Probably the best moment of all, however, is finding my wife and dance partner. If you can work together through a dance partnership, you know the marriage will be easy.
I met some of the most amazing and smartest people through dancing – many with little or no formal education, and made many personal and professional connections through dancing. I have great respect for dancers who have such dedication and passion, and who physically push their bodies every day. It is a tough life, even though many have other, better and more comfortable options.
Although we are semi-retired, we have been helping to form the NUS Ballroom Team. As the academic advisors, we are happy to volunteer our time and share our knowledge amongst friends and dancers alike. With the team, we practice twice a week, and I teach 1-2 times. Within the first semester, new team members competed at the Singapore Open Dance Championships in November.

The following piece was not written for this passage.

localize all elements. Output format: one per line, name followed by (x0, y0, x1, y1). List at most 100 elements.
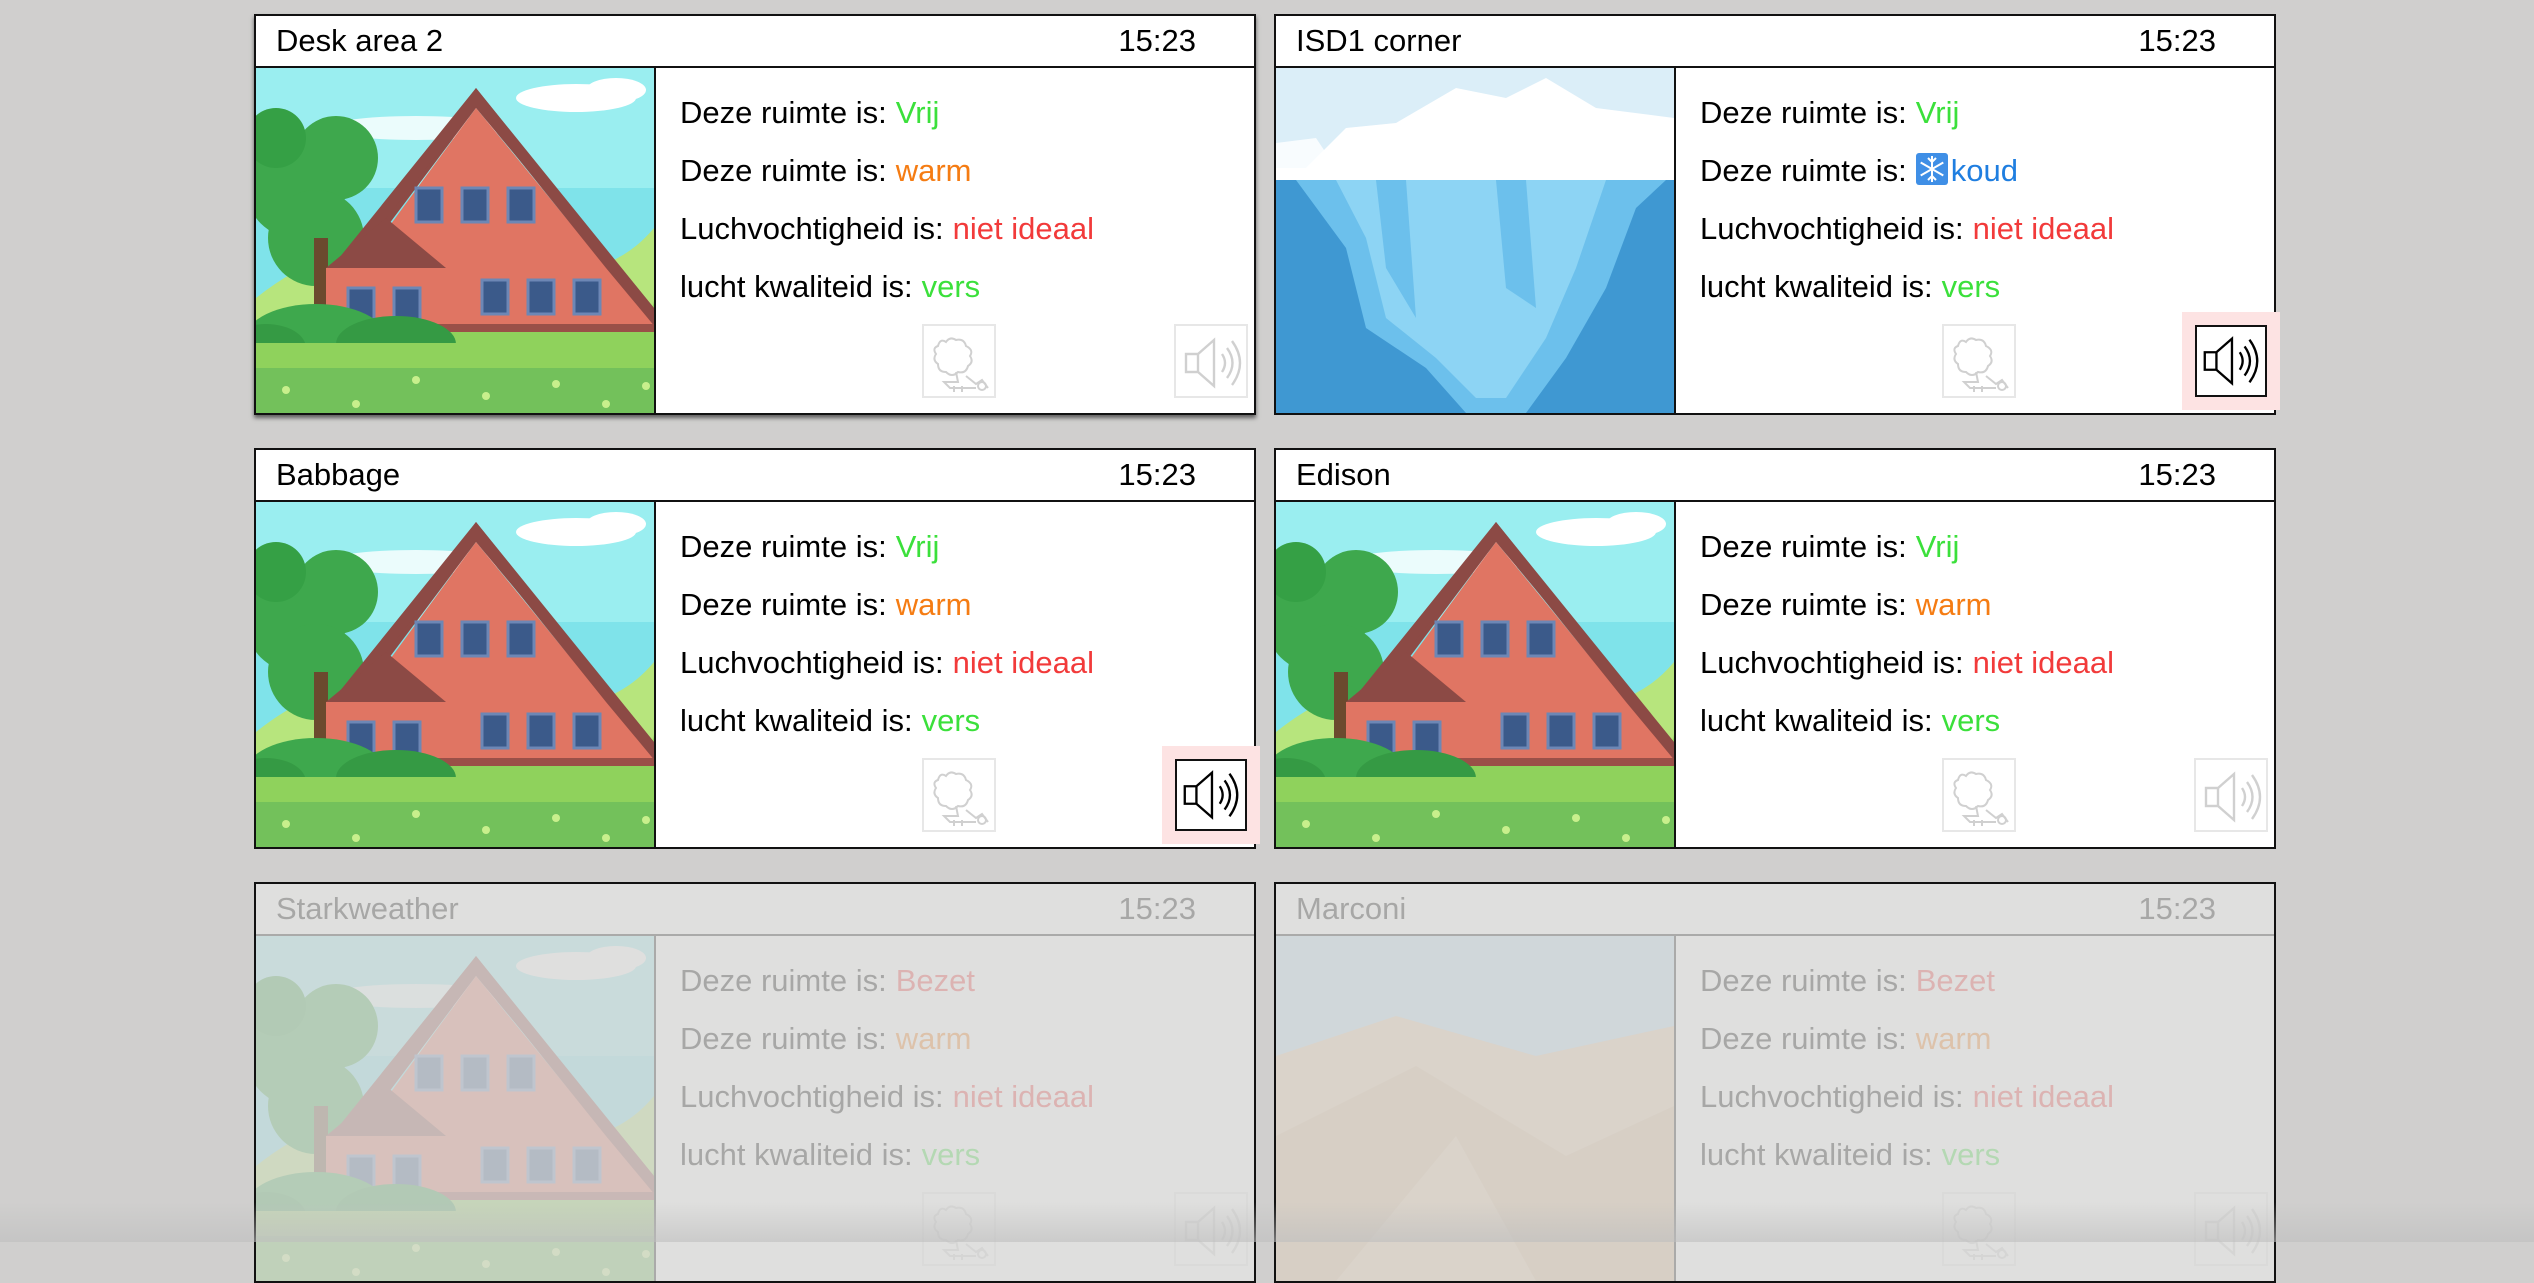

My wife and I love to help nurture the next generation of dancers in Singapore.
With the team, our friends and the help of the general Singapore dance community, we organized the inaugural NUS Open Ballroom Championship in January 2014. This was a big accomplishment since no other tertiary institution has organized a ballroom competition in Singapore, or even in Southeast Asia – and this, for a team not more than 1 year old. It welcomed over 60 competitors from Singapore, Philippines and Malaysia, and judges from the UK, Australia, USA and Singapore. It also offered a free performance for NUS students by the Asia-Pacific Latin champions. Keep an eye out for our event next year!
Quick-Fire! Most interesting development in technology this year?
3-D printers, Bitcoin, Omate smartwatch
Dancing? Vietnamese food (Pho, Banh Xeo, etc...) and Vietnamese drip coffee!
Three ultimate dinner party guests?
Picasso and my grandfathers who have lived through so much.